New York City, however, is unique: In 2008, the FDNY — which provides EMS services — began cooling every dying patient intravenously and in 2009 announced that they would not take a patient to any facility that did not have a hypothermia unit. For this reason, every hospital in New York City now has one. Still, if you get dragged out of the East River four hours after drowning, whether you are brought back to life will depend on the doctor you get and the call he or she makes — precisely because there are no enforceable standards.
Even many in the medical community, Parnia says, are trying to comprehend the impact of these advances. “I’ll go to conferences, and someone will say to me, ‘Oh, that patient was clinically dead,’ and I’ll say, ‘No. They were dead.’ They can’t grasp it — this concept is so ingrained in our heads. We have this social and philosophical notion of death, but it’s biological.”
Parnia also thinks we should replace the term “near-death experience” with “actual death experience” and that resuscitation science can only benefit from taking such accounts seriously. “In medicine, we’ve brushed people who’ve had this experience aside,” he says.
Parnia has no religious belief in this area, he says, and is not out to prove whether there’s a heaven or a hell or an afterlife. “We have this horde of evidence of people who have recollections,” he says, and though such accounts have existed for thousands of years, they were rare until the invention of CPR. “There are many millions of them,” he says. “We try to explain [NDEs] as lack of oxygen, hallucinations — but there’s no evidence to show it’s chemical.”

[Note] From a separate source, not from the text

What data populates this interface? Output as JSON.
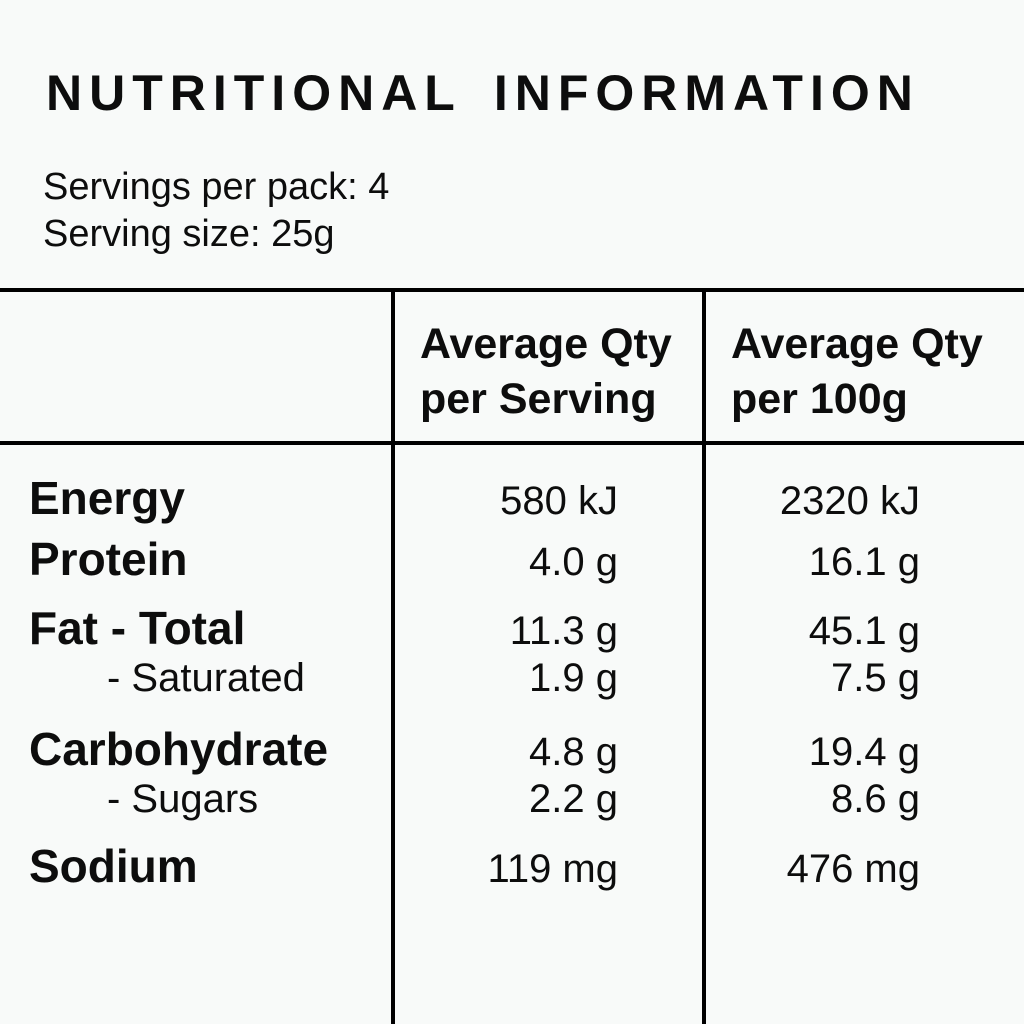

The commonality and uniformity of these accounts, which cut across cultures and religions — even atheists share similar stories — are evidence, Parnia says, that the experience is real. He thinks that those who report nothing have forgotten, just as not recalling our dreams doesn’t mean we didn’t have them. “I think this is a universal experience,” he says. “I think it happens to all of us when we die.”
Among the most reported details: a beam of white light, overwhelming feelings of love and peace, the appearance of deceased loved ones, detailed reports on what doctors and nurses were doing and saying, wearing and even thinking while trying to revive the dead patient — all point to a consciousness, Parnia says, that lives after the body and brain have died. And that consciousness, as the late Nobel Prize-winning neuroscientist John Eccles believed, may be independent of the brain.
How long the experience lasts and just what it is — transitory? Does this consciousness itself eventually die? Are our brains simply capable of far more than we know? — will be further explained by those unwitting pioneers of the future who remain dead for days, weeks, months, years and then come back to tell.
“From a medical perspective, I think it’s very hard to argue that when somebody dies, they become annihilated,” he says. “What does that mean for our definition of death? Is this person viable for 24 hours, and if so, where are they? It’s unlikely to think that consciousness dies. The question is: For how long does it exist?”